Das Letzte, was ich ansprechen möchte, ist die immense Bandbreite, die die moderne Smart Factory benötigt, um effektiv zu arbeiten. In vielen Fällen muss die Datenerfassung in Echtzeit erfolgen, was nur mit schnellen Netzwerken möglich ist. Die Einführung von 5G wird dies einem größeren Netzwerk von Herstellern ermöglichen.

Wie 5G intelligente Fabriken verbessern wird

5G ist im Wesentlichen eine neue Dateninfrastruktur für drahtlose Netzwerke, die im Vergleich zur 4G-Infrastruktur exponentiell schneller arbeiten kann. Datenintensive Technologien wie künstliche Intelligenz und das Internet der Dinge werden wahrscheinlich über 5G in den öffentlichen Raum gebracht.

Das Internet der Dinge ist ein Bereich, der für die 5G-Technologie besonders geeignet zu sein scheint. Derzeit wird IoT im verarbeitenden Gewerbe häufig zum Sammeln von Daten in Fabriken verwendet, wie wir in diesem Artikel erörtert haben, sowie im Transportsektor zum Sammeln von Daten zu Flotten.
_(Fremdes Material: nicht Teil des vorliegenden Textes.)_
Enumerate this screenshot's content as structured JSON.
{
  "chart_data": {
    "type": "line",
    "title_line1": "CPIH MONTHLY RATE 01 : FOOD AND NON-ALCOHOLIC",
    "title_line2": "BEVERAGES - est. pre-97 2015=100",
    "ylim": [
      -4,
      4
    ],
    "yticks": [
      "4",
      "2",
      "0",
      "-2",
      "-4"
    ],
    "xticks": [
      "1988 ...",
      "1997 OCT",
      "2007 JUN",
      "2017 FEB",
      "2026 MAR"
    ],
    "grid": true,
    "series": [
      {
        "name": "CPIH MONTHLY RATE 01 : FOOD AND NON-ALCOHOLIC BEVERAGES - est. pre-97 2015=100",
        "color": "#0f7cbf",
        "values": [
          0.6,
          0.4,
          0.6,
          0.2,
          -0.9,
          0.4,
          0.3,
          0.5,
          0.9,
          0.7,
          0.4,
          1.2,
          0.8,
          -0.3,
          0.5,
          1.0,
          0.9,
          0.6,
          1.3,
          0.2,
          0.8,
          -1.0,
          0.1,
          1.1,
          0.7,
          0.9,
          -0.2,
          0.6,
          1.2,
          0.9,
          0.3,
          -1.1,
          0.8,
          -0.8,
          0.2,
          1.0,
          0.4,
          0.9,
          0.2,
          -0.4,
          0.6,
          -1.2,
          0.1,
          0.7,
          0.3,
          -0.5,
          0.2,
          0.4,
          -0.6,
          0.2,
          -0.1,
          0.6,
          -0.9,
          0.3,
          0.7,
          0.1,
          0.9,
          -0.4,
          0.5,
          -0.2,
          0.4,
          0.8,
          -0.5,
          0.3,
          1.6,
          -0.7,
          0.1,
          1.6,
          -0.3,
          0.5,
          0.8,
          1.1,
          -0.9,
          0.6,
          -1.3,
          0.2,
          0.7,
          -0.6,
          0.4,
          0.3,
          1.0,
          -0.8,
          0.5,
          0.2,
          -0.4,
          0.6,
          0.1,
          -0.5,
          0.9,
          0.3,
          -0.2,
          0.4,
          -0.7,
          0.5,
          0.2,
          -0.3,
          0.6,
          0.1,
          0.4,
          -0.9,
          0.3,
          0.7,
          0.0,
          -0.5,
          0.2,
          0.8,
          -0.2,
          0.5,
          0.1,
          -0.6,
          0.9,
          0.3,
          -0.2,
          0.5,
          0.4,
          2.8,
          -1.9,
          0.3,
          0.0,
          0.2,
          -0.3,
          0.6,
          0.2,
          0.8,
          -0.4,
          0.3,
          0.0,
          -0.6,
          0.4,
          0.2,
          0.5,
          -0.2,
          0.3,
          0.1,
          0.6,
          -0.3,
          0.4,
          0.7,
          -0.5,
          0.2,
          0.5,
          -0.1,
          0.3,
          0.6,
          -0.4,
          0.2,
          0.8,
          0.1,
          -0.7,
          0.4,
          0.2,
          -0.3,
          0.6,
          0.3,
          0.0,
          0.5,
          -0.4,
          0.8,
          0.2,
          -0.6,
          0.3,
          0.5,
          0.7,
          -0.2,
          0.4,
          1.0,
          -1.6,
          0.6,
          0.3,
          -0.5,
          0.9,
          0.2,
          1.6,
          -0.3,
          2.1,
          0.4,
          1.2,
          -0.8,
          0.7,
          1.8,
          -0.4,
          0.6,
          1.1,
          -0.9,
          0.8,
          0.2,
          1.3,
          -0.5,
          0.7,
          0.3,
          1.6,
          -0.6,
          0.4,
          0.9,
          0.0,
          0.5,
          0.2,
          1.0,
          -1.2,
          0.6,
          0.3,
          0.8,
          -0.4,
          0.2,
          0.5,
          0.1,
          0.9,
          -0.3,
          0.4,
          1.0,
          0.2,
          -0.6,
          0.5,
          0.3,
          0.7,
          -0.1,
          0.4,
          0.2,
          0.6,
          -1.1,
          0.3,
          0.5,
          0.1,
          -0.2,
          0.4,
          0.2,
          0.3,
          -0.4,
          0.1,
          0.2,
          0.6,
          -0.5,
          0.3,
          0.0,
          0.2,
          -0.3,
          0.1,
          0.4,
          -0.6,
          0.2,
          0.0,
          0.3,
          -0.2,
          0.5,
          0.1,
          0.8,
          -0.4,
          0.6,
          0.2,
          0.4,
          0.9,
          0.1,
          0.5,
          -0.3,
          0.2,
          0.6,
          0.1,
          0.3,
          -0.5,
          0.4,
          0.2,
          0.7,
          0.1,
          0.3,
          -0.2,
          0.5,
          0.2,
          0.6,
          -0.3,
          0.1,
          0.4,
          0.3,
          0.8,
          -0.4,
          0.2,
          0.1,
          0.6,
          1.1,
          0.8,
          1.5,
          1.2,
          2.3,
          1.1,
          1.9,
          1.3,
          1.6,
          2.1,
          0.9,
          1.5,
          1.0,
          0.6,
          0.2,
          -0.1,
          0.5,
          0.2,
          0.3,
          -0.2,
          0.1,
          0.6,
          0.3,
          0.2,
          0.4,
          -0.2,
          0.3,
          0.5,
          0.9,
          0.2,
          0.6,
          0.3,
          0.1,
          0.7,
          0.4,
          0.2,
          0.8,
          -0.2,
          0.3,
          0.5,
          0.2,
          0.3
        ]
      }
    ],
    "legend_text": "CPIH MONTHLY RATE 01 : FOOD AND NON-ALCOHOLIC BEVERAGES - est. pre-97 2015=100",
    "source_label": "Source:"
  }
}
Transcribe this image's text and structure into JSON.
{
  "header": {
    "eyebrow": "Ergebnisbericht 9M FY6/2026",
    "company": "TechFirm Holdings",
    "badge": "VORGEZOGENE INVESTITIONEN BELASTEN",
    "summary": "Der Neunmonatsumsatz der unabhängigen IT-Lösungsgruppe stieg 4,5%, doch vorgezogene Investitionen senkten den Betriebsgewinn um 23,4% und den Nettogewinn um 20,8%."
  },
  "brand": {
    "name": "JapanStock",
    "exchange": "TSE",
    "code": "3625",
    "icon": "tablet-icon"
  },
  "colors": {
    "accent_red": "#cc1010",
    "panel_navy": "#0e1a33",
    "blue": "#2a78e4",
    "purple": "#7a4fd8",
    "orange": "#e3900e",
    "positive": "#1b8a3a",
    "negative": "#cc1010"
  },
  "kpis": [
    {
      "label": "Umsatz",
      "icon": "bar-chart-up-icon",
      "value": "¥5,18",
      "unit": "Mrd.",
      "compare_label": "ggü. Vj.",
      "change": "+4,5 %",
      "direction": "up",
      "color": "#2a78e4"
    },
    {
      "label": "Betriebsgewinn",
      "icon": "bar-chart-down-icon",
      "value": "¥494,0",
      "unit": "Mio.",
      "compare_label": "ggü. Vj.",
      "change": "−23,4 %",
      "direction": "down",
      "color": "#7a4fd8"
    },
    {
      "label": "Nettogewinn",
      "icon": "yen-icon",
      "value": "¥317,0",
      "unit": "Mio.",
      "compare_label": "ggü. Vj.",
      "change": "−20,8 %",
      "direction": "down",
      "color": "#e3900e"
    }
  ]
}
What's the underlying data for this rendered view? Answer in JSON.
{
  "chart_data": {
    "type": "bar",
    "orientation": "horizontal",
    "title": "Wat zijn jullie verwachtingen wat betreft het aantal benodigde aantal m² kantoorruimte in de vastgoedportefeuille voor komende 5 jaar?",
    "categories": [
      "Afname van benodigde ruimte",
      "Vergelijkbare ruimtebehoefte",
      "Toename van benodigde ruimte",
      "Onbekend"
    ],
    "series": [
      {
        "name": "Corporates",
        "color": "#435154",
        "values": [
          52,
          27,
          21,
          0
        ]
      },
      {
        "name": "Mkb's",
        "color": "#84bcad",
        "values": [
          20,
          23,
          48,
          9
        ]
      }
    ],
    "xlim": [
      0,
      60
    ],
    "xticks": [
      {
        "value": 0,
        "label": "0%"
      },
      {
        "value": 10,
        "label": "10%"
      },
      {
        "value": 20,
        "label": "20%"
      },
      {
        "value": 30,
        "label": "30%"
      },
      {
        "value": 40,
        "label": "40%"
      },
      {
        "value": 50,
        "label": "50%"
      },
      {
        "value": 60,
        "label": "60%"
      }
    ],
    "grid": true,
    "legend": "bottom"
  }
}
Smart-Home-Geräte werden auch über das IoT verbunden, aber Heim-WLAN-Netzwerke mit geringerer Leistung haben Probleme, wenn zu viele Geräte mit ihnen verbunden sind.

VERBINDUNG: WIE 5G-TECHNOLOGIE DIE WELT VERÄNDERN WIRD

5G kann schneller sein als jedes kabelgebundene Wi-Fi-Netzwerk und kann praktisch überall verwendet werden - solange Sie ein Signal empfangen können. Das bedeutet, dass mit 5G IoT-Geräte fast überall funktionieren können, ohne auf lokale drahtlose Netzwerke beschränkt zu sein.

Die 5G-Infrastruktur ist eine Möglichkeit, mit der moderne Produktionsanlagen das Internet der Dinge nutzen können, ohne sich um Einschränkungen hinsichtlich Bandbreite und Datengeschwindigkeit sorgen zu müssen.

All diese Infrastruktur fällt natürlich in die übergeordnete Struktur von Industrie 4.0. Letztendlich ist das Erreichen des Smart Factory-Status mithilfe von IoT und 5G ein Sprungbrett für die Schaffung einer neuen Generation von Fertigungsunternehmen. Es ist mit ziemlicher Sicherheit die Richtung, in die sich die Branche bewegt. Daher ist es wichtig, dass wir als Hersteller auf IoT, kontinuierliche Verbesserung und intelligente Fertigung setzen, um den Überblick zu behalten. Die Welt innoviert schneller als je zuvor. Es ist unsere Aufgabe, Schritt zu halten.